A Possible Change in Turkey's Syria Policies?

by | Jul 12, 2013


Although the main spot in the world news is still occupied by Egypt, which has come to the brink of civil war, the tensions in Turkey are constantly making themselves felt. While Egypt, according to the popular blog Haberturk, is already “going the way of Libya,” the civil disturbances in Turkey are clearly of a protracted nature. In the last several days the activity on the streets of Istanbul and other Turkish cities has died down somewhat, but has not faded away entirely. The police is still using tear gas and water cannon. Last weekend another wave of demonstrations rolled over Istanbul, demanding the resignation of Recep Erdoğan’s government. The demonstrators attempted to penetrate the territory of Gezi Park, which was cordoned off by the police, but they were dispersed, and the police stated that it intends to continue suppressing attempts to conduct unsanctioned demonstrations.

The reasons for the protests in Turkey are complex, and vary from region to region; this compels the authorities not to act by force alone. For example, in Istanbul the reconstruction of Gezi Park and the adjacent Taksim Square was halted by a local court decision. However, while in the country’s largest city the formal reason for the demonstrations was an attempt to destroy one of the few “green zones” in the city, in Hatay or Gaziantep, for example, the public displeasure (which appeared, by the way, much earlier) had completely different causes which were directly linked to the policy of the Turkish authorities on the “Syrian issue”. 

In spite of the rosy reports published in the British publication The Economist (1), the unrest in the Turkish cities and villages close to the Syrian border, which are inhabited mostly by members of a sub-ethnic religious minority, the Alawites, is growing. The “warm welcome” extended by the Turkish authorities to the “refugees” from Syria is exhausting the patience of local residents, who justly see the new arrivals as intruders on their normal life. Besides an increase in the crime rate and the growth of ethnic and religious tensions and terrorism, a mess has begun in property rental, and the local Turkish population is losing income.

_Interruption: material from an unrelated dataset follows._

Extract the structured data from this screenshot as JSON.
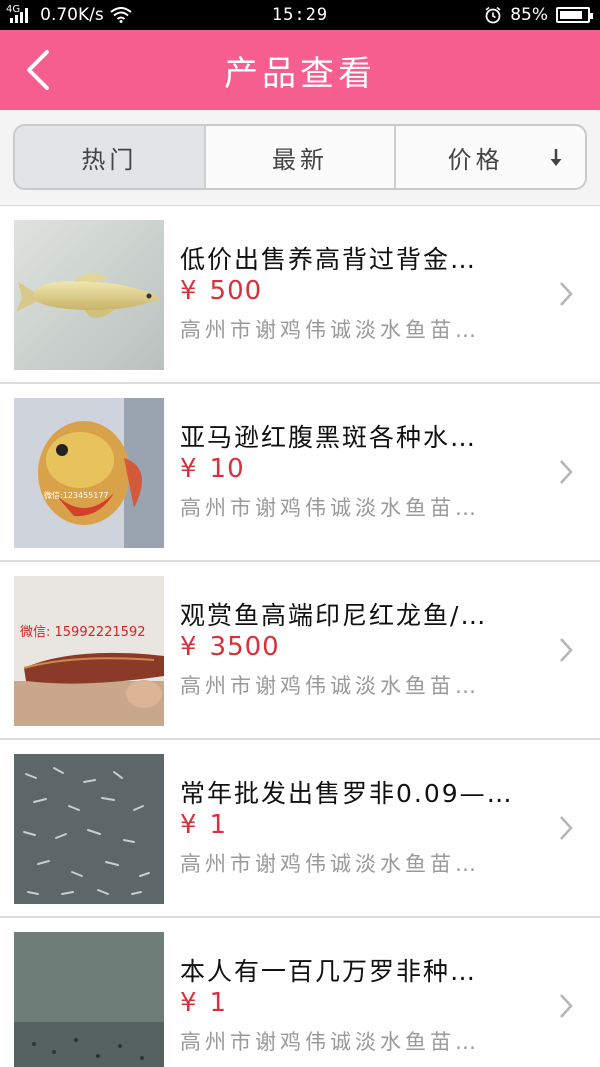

Practically from the very beginning of the disturbances in Syria, Ankara has unconditionally taken the side of Bashar al-Asad’s opponents. By doing so, the Turkish authorities have opened the way for the destabilization of Turkey itself. The majority of the Turkish population does not support Erdoğan’s policy on Syria. The upcoming 2014 local elections could end in defeat for the ruling Justice and Development Party (AKP), and then these elections will most likely become a prologue to the defeat of the AKP in the next parliamentary election, especially if the opposition Republican People’s Party is able to form a broad coalition. 

By supporting the radical adherents of the orthodox version of Sunni Islam, the Turkish authorities have contributed to the alienation of significant groups of their own population, including the secularly-oriented part of the urban middle class, Alawites (who make up between 10 and 20 percent of the country’s population), Kurds and others. The Turkish prime minister’s demonstrative anti-Israeli rhetoric has been accompanied by his actual rapprochement with Israel. However, it is naive to think that the leaders of the Jewish state will allow Erdoğan to pursue a course toward restoring the grandeur of the Ottoman Empire. Israel is simply using the ambitions of Turkish politicians in its own interests. There are hypotheses, for example, that during the most recent disturbances in Turkey, the Israelis got involved in the events in order to demonstrate to Erdoğan their ability to influence the situation in his country.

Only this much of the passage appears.